Mine rescue emerges at forefront of MSHA agenda

By |  November 16, 2015
MSHA's Joe Main

MSHA’s Joe Main

Mine rescue enhancement was among the items at the top of Joe Main’s to-do list when he took office six years ago as the assistant secretary of labor for the Mine Safety and Health Administration (MSHA).

The Upper Big Branch mine disaster put off a number of initiatives Main planned to implement early in his tenure as MSHA chief. But mine rescue is now getting the attention it deserves from both the metal/nonmetal and coal industries, according to Main.

“We’ve pulled in the stakeholders and mining companies,” says Main, in an exclusive interview with Pit & Quarry. “These have been highly successful ventures because we are now better prepared than at anytime in history. Whenever an emergency strikes, we’re more ready to respond and find miners and get them out of harm’s way.

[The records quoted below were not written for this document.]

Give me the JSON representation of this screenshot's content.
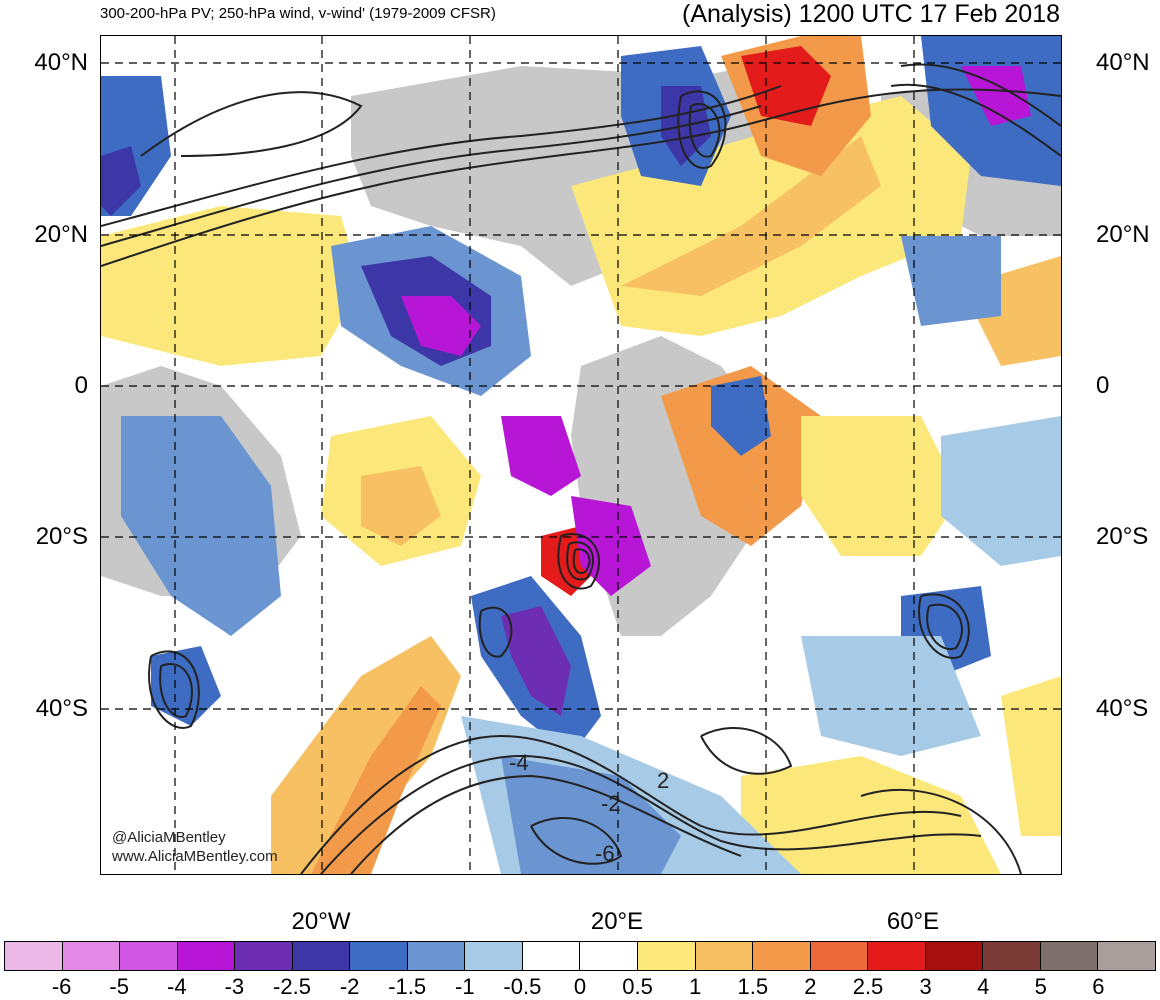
{
  "header": {
    "left_title": "300-200-hPa PV; 250-hPa wind, v-wind' (1979-2009 CFSR)",
    "right_title": "(Analysis) 1200 UTC 17 Feb 2018"
  },
  "axes": {
    "lat_labels": [
      "40°N",
      "20°N",
      "0",
      "20°S",
      "40°S"
    ],
    "lon_labels": [
      "20°W",
      "20°E",
      "60°E"
    ]
  },
  "colorbar": {
    "colors": [
      "#ebb8e8",
      "#e28ae6",
      "#d156e3",
      "#b716d6",
      "#6e2eb4",
      "#3d36a6",
      "#3d6cc2",
      "#6a95d1",
      "#a7cbe6",
      "#ffffff",
      "#ffffff",
      "#fbe77a",
      "#f7c163",
      "#f29a4a",
      "#ee6a3c",
      "#e31b1b",
      "#a50f0f",
      "#7a3b37",
      "#7e6f6c",
      "#a99e9c"
    ],
    "tick_labels": [
      "-6",
      "-5",
      "-4",
      "-3",
      "-2.5",
      "-2",
      "-1.5",
      "-1",
      "-0.5",
      "0",
      "0.5",
      "1",
      "1.5",
      "2",
      "2.5",
      "3",
      "4",
      "5",
      "6"
    ]
  },
  "contour_labels": [
    "-4",
    "2",
    "-2",
    "-6"
  ],
  "credit": {
    "handle": "@AliciaMBentley",
    "site": "www.AliciaMBentley.com"
  }
}
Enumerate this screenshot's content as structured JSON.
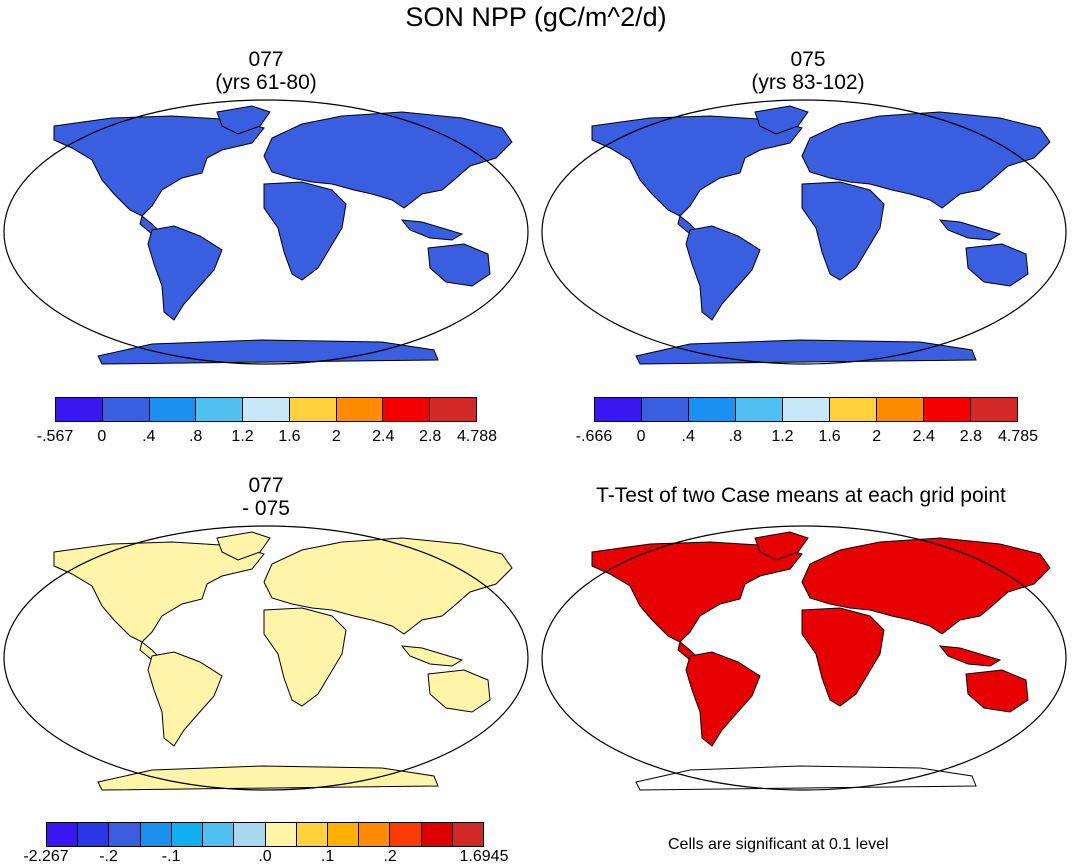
{
  "figure_title": "SON NPP (gC/m^2/d)",
  "panels": {
    "top_left": {
      "title_line1": "077",
      "title_line2": "(yrs 61-80)"
    },
    "top_right": {
      "title_line1": "075",
      "title_line2": "(yrs 83-102)"
    },
    "bottom_left": {
      "title_line1": "077",
      "title_line2": "- 075"
    },
    "bottom_right": {
      "title": "T-Test of two Case means at each grid point",
      "note": "Cells are significant at 0.1 level"
    }
  },
  "colorbars": {
    "top_left": {
      "colors": [
        "#3a17f0",
        "#3a5ee0",
        "#1a90f0",
        "#50c0f0",
        "#c8e8f8",
        "#ffd23c",
        "#ff8c00",
        "#f50000",
        "#d22828"
      ],
      "labels": [
        "-.567",
        "0",
        ".4",
        ".8",
        "1.2",
        "1.6",
        "2",
        "2.4",
        "2.8",
        "4.788"
      ]
    },
    "top_right": {
      "colors": [
        "#3a17f0",
        "#3a5ee0",
        "#1a90f0",
        "#50c0f0",
        "#c8e8f8",
        "#ffd23c",
        "#ff8c00",
        "#f50000",
        "#d22828"
      ],
      "labels": [
        "-.666",
        "0",
        ".4",
        ".8",
        "1.2",
        "1.6",
        "2",
        "2.4",
        "2.8",
        "4.785"
      ]
    },
    "bottom_left": {
      "colors": [
        "#3a17f0",
        "#2838e8",
        "#3a5ee0",
        "#1a90f0",
        "#10b0f0",
        "#50c0f0",
        "#a8d8f0",
        "#fff4a8",
        "#ffd23c",
        "#ffb000",
        "#ff8c00",
        "#ff3a00",
        "#dc0000",
        "#d22828"
      ],
      "labels": [
        "-2.267",
        "",
        "-.2",
        "",
        "-.1",
        "",
        "",
        ".0",
        "",
        ".1",
        "",
        ".2",
        "",
        "",
        "1.6945"
      ]
    }
  },
  "map_fill": {
    "top_left": "#3a5ee0",
    "top_right": "#3a5ee0",
    "bottom_left": "#fff4a8",
    "bottom_right": "#e60000"
  }
}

We’ve updated all of our command centers, and we’re training [mining companies] about how our systems work.”

A rescue demonstration held at a Central Plains Cement Co. mine in Sugar Creek, Mo., is an example of the progress made in this area, Main says. MSHA’s fleet of mine emergency response equipment, which features state-of-the-art communications technology, was on full display. A mine rescue vehicle that’s designed to travel safely underground during a mine emergency was also part of the exercise.

Representatives from nine mining companies, including Martin Marietta Materials Inc., Vulcan Materials Co., and Fred Weber Inc., participated in this particular demonstration. Company representatives had the opportunity to see MSHA’s equipment in person, Main says, and learn firsthand how it expedites the mine rescue process while making rescue efforts safer.

Aggregate producer interest and participation in mine rescue exercises has increased in recent years, he adds.

“I have seen a greater involvement from the non-coal sector – the metal/nonmetal industry – than I have seen in a lifetime,” Main says. “We have the National [Metal and Nonmetal Mine Rescue] Contest, and we have a rivalry between Kentucky and Nevada about who’s going to hold the national contest. We have as many teams showing up for the metal/nonmetal contest as we do coal.”

Engagement between MSHA and aggregate producers is up because communication between the two parties has been reestablished over the last several years, Main says.

“There wasn’t a confirmed [MSHA] assistant secretary for five years before I arrived, he says. “So when I arrived here we were in the middle of growing pains. Folks weren’t talking to each other.

“One of the first things I did was to sit down with the metal/nonmetal folks to address this, because we needed the industry and MSHA talking to each other again,” he adds. “We needed to have better consistency in what we were doing. We needed to restart the conversation between those folks at the mine and the field level and MSHA.”

The line of communication between MSHA and the mining industry is as open now as it has been during his tenure, Main says.

“We are on the road a lot,” Main says. “We’re getting ready to have our sixth meeting with whom I call ‘middle America’ stakeholders. I was just down in Alabama for the Southeast [Mine Safety and Health] Conference. We probably had eight state aggregate associations and mining organizations there. It was basically sitting down and talking to each other about how to deliver the Mine Act better and focus on moving the ball forward.”